There are also photographs of members of the Black Panther political activist group from the 1970s that serve as a reminder of some of the stormy goings-on of those days which sparked a sociopolitical earthquake whose tremors continue to resound across Israeli society. “That resonates the heart of the neighborhood and its history. I endeavored to work with the architecture of the building, the aesthetics of the spaces there.” Which, of course, makes Musrara Mix a definitively site-specific creation.
FESTIVALGOERS ARE encouraged to join in the exploratory fun, particularly by participating in the Take It from Here interactive performance devised by Maya Sharabani. Visitors are invited to assume the guise of a “nameless nomad” by shedding “the burden of identifying objects,” such as their smartphones, house keys, and wallets.
The Canada House cafeteria area will be transformed into a check-in kiosk, where a faux flight attendant will conduct a brief compatibility interview as you arrive, whereupon the personal effects are screened and packed into a bundle, à la Charlie Chaplin’s The Little Tramp. We then set off and make our way in and around the various festival spots, hopefully unfettered by the physical and emotional weight of everyday concerns. The event takes place daily between 8 p.m. and 11 p.m.
Markovich returns to the real physical world thread, citing another participatory berth. “There is a sort of guided show by a puppeteer named Moti Brecher, called Guidance. He takes you into a guided lesson with his puppets and characters. His characters always have a kind of pedagogue, psychologist side to them.” That proffers a different slant on the content. “You have the option of experiencing the exhibitions through Moti’s puppets. That is also connected to the desire to introduce real life, the concrete, to the festival.”
In fact, Brecher and his creations will be hard to miss. He will summarily schlep the human-sized puppets, as if they are weighing him down; and should they so desire, visitors will be able to view the items on show through the eyes of a sociologist, a psychologist, or even an art critic. And all to good user-friendly ends, says Markovich. “They reflect the thoughts, fears, and dreams of a viewer who is trying to make his way through the maze of consciousness created by the festival.”
Presumably, that may well leave the ordinary woman or man on the street with a more comfortable and easily digestible multidisciplinary art experience. “Brecher looks at the format of the guided tour-museum walk,” the artistic director adds. “The tour, meant to provide information and background about the artworks, is reimagined as a work of art in its own right.” Sounds spot-on.

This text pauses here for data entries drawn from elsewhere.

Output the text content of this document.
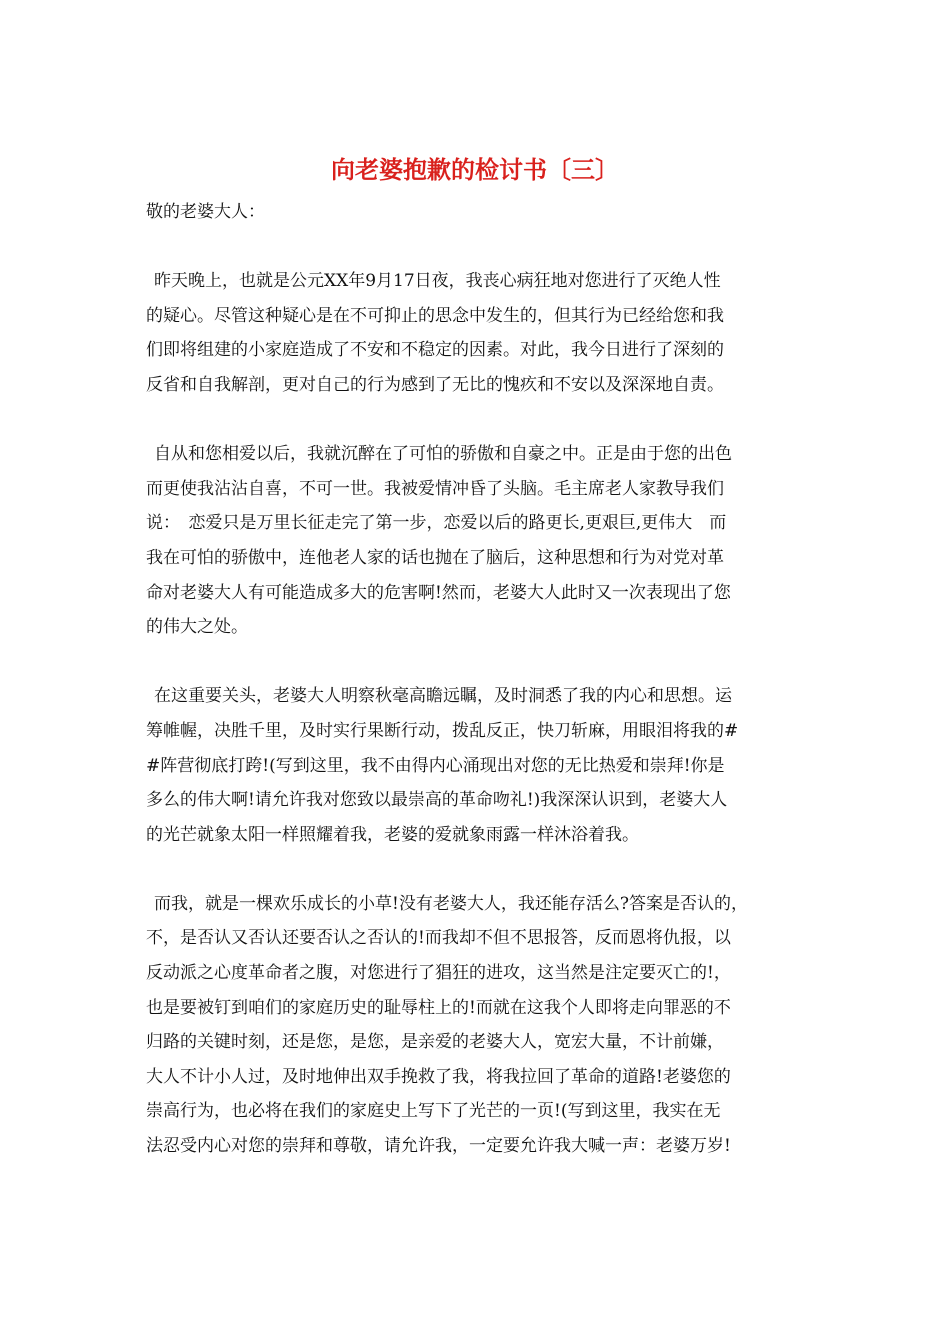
向老婆抱歉的检讨书〔三〕
敬的老婆大人：
昨天晚上，也就是公元XX年9月17日夜，我丧心病狂地对您进行了灭绝人性
的疑心。尽管这种疑心是在不可抑止的思念中发生的，但其行为已经给您和我
们即将组建的小家庭造成了不安和不稳定的因素。对此，我今日进行了深刻的
反省和自我解剖，更对自己的行为感到了无比的愧疚和不安以及深深地自责。
自从和您相爱以后，我就沉醉在了可怕的骄傲和自豪之中。正是由于您的出色
而更使我沾沾自喜，不可一世。我被爱情冲昏了头脑。毛主席老人家教导我们
说：　恋爱只是万里长征走完了第一步，恋爱以后的路更长,更艰巨,更伟大　而
我在可怕的骄傲中，连他老人家的话也抛在了脑后，这种思想和行为对党对革
命对老婆大人有可能造成多大的危害啊!然而，老婆大人此时又一次表现出了您
的伟大之处。
在这重要关头，老婆大人明察秋毫高瞻远瞩，及时洞悉了我的内心和思想。运
筹帷幄，决胜千里，及时实行果断行动，拨乱反正，快刀斩麻，用眼泪将我的#
#阵营彻底打跨!(写到这里，我不由得内心涌现出对您的无比热爱和崇拜!你是
多么的伟大啊!请允许我对您致以最崇高的革命吻礼!)我深深认识到，老婆大人
的光芒就象太阳一样照耀着我，老婆的爱就象雨露一样沐浴着我。
而我，就是一棵欢乐成长的小草!没有老婆大人，我还能存活么?答案是否认的，
不，是否认又否认还要否认之否认的!而我却不但不思报答，反而恩将仇报，以
反动派之心度革命者之腹，对您进行了猖狂的进攻，这当然是注定要灭亡的!，
也是要被钉到咱们的家庭历史的耻辱柱上的!而就在这我个人即将走向罪恶的不
归路的关键时刻，还是您，是您，是亲爱的老婆大人，宽宏大量，不计前嫌，
大人不计小人过，及时地伸出双手挽救了我，将我拉回了革命的道路!老婆您的
崇高行为，也必将在我们的家庭史上写下了光芒的一页!(写到这里，我实在无
法忍受内心对您的崇拜和尊敬，请允许我，一定要允许我大喊一声：老婆万岁!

THERE ARE intriguing confluences everywhere you look across the three days. Some feature artists from differing areas of pursuit, while others dip into numerous seams on their own. Virtuoso drummer Gal Lazer pertains to the latter category as he takes off on all manner of rhythmic and musical departures with his new band on May 7 (9:15 p.m.). Lazer’s music is described as “an exploration of minimalism and virtuosity, combining elements of jazz, experimental electronica, krautrock, obscure garage and raw acoustic performance.” That should get the pulse going and the juices duly flowing.
The compelling left-field live offerings just keep on coming, particularly in the shape of the Sunflower Seeds show (May 7, 9 p.m.), when Ran Nahmias performs a piece for loudspeaker, cello, theremin, and the eponymous edibles. On the video side, there is a gripping work by Tamar Hirschfeld, while Elevator by Esther Biberfeld and Lilach Moskovitz examines the titular cramped confines as the scene of everyday events.
It goes without saying that Markovich is not oblivious to the regional political developments and ongoing existential challenges, and that informs the spirit and physical layout of Musrara Mix. He uses the term “defamiliarization” on several occasions. “That is meant to shake things up, to allow us to step out of the comfort zone, and gain a fresh perspective on life,” he declares. “It helps us to see the bigger picture.”
And that underlines art’s crucial role in our lives.